Calculation of Old Age Pension
For people who are subject to social insurance from 1 January 1996 old age pension shall be determined taking into account the accumulated pension capital during the period from 1996 to the month of granting the pension and the retirement age.
Old age pension is calculated by using the following formula:
P = K/G : 12
P – monthly pension;
K – pension capital of the insured person registered in the person’s account and updated according to the provisions of the Cabinet Regulation No. 205 “Procedures for the Calculation of the Insurance Contribution Wage Index and Updating of the Old-Age Pension Capital” of 27 March 2007, taking into account the annual indices of insurance contribution wage.
For persons who have accrued funded pension capital, it is added to the pension capital (K) at the request of the insured person.
G – period (in years), for which the payment of old age pensions is planned as of the year of granting the pension.
For persons with the insurance period until 1996, also the original pension capital is determined that is added to the calculated pension capital (K).

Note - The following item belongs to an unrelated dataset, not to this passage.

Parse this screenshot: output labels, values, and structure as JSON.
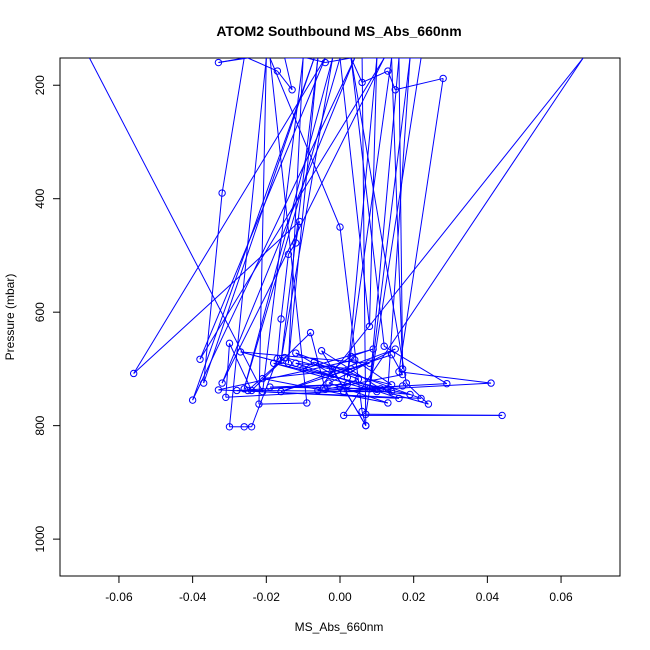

Original pension capital is calculated by using the following formula:
Ks = Vi x As x 0.2 x 12
Ks– original capital;
As– the amount of full years of the insurance period until 1995 (included);
Vi – average insurance contribution wage of the insured person for 48 months (updated) for the period from 1996 to 1999 (included). If the insurance contributions have been made for less than 48 months during the said period, the average insurance contribution wage is established by dividing the amount of insurance contribution wage by 48.